L’article L. 322-4-12 de la loi qui fixe les modalités de recrutement des CUI précise que « ce contrat prévoit obligatoirement des actions de formation et d’accompagnement au profit de son titulaire, qui peuvent être menées pendant le temps de travail et en dehors de celui-ci. Il ouvre droit à une attestation de compétences délivrée par l’employeur et il est pris en compte au titre de l’expérience requise pour la validation des acquis de l’expérience... ». Or, nombreux sont les établissements scolaires qui n’ont pas satisfait cette exigence, et des CUI lésés, voyant leurs contrats s’achever sans avoir pu bénéficier d’aucune formation préparant la suite de leur activité professionnelle, ont fort légitimement porté leur cas devant les prud’hommes et obtenu la condamnation des chefs d’établissement, en tant que représentants de l’EPLE employeur.

Devant la multiplication de ces recours juridiques, l’Administration, plutôt que de s’interroger sur la nécessité de recruter davantage d’agents titulaires répondant à des besoins réels du service public d’éducation, préfère organiser la défense des personnels de direction, et la prise en charge financière des procès.

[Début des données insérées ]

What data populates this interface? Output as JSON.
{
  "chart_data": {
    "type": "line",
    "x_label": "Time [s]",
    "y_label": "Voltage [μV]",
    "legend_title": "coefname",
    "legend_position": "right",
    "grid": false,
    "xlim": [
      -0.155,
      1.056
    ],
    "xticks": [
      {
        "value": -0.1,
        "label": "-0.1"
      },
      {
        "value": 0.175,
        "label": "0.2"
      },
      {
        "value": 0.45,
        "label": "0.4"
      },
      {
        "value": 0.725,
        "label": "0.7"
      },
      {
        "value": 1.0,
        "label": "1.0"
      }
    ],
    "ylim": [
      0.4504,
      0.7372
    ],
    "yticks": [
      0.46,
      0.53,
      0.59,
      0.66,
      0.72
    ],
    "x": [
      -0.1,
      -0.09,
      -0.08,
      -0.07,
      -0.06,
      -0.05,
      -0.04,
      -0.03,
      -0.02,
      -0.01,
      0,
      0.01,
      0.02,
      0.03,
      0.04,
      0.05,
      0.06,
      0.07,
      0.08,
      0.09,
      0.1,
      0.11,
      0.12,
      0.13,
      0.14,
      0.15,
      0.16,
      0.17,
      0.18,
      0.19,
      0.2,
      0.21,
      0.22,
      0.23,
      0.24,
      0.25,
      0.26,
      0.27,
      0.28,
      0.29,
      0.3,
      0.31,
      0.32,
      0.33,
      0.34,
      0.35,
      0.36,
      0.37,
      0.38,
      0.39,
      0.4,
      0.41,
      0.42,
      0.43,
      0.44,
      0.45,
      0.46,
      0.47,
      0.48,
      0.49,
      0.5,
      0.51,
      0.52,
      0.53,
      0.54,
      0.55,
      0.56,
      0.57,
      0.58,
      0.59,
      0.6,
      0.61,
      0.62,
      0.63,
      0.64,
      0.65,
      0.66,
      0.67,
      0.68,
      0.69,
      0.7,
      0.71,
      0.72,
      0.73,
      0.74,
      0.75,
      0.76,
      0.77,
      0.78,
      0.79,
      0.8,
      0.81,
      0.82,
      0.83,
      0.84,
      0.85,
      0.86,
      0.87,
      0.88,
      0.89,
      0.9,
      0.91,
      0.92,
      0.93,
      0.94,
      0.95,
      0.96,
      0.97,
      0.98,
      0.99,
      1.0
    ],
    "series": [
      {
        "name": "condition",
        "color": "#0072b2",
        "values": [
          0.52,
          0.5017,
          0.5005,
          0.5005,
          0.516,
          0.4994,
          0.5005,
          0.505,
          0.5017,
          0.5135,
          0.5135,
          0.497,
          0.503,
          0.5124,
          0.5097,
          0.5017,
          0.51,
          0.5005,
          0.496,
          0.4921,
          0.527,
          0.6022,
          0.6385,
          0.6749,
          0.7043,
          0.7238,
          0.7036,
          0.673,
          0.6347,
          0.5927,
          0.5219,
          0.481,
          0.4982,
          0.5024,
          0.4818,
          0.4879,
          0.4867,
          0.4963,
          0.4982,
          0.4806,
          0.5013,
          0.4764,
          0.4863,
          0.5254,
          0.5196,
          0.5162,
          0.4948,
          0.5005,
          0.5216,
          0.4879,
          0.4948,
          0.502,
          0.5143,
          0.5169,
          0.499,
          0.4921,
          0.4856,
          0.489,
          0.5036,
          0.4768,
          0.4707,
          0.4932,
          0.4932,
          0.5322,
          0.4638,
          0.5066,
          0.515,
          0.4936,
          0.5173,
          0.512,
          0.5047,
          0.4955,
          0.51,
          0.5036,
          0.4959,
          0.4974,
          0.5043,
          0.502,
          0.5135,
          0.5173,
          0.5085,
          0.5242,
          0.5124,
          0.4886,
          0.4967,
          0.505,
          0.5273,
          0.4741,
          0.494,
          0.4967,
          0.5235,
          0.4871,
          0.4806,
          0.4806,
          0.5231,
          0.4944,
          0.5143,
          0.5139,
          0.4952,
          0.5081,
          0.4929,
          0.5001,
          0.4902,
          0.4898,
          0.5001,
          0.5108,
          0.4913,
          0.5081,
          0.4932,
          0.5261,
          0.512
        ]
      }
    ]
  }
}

C’est dans cet esprit que le Rectorat de Versailles envisage à l’heure actuelle la création d’un groupement de commandes qui permettrait aux EPLE de se voir rembourser les frais d’avocat par le biais d’une subvention versée a posteriori au budget des établissements.

Ce procédé est scandaleux, tant sur le fond que sur la forme :

  • les CA à l’ordre du jour desquels cette question a été portée n’ont pas eu connaissance du texte de la convention, puisqu’il s’agit d’adhérer à un groupement de commandes qui n’est pour l’instant qu’un projet et que la convention en elle-même n’a pas encore été rédigée. Il est donc demandé aux élus d’engager la responsabilité du CA et donc de l’établissement, en se prononçant sur un texte qui n’existe pas encore ! C’est signer un chèque un blanc sans pouvoir en contrôler les conséquences...
  • les élus au CA sont supposés engager ainsi des mouvements sur le compte de l’EPLE, alors qu’ils sont garants du budget et du compte financier, pour des contrats sur lesquels ils ne sont à aucun moment consultés, ni au moment du recrutement, ni pour le suivi de la formation proposée.
  • les chefs d’établissement bénéficient comme tout fonctionnaire de la protection juridique accordée par l’Etat-employeur, et aucun de ceux qui ont soumis l’adhésion au dispositif au vote de leur CA n’a, à notre connaissance, été en mesure d’expliquer pour quelle raison un dispositif particulier était nécessaire.
  • enfin, qu’en est-il de la défense et du soutien financier apportés aux CUI forcés de demander justice devant les prud’hommes suite au non-respect de la loi par leurs employeurs ? Il s’agit d’une conception du service public bien curieuse et bien inégalitaire, à laquelle le SNES-FSU ne peut souscrire !

Au delà de la manipulation des élus au CA qui a ainsi été pratiquée, l’attitude du Rectorat est inadmissible : le principe même de ce groupement de commandes n’a jamais été évoqué en CTA et l’Administration s’est bien gardée de consulter les organisations syndicales à ce sujet.
Le SNES-FSU demandera à ce que ce point soit mis à l’ordre du jour du prochain CTA et sera extrêmement vigilant sur le contenu de la convention à venir. Si l’Administration veut éviter les condamnations en justice, la première chose à faire est de respecter la loi.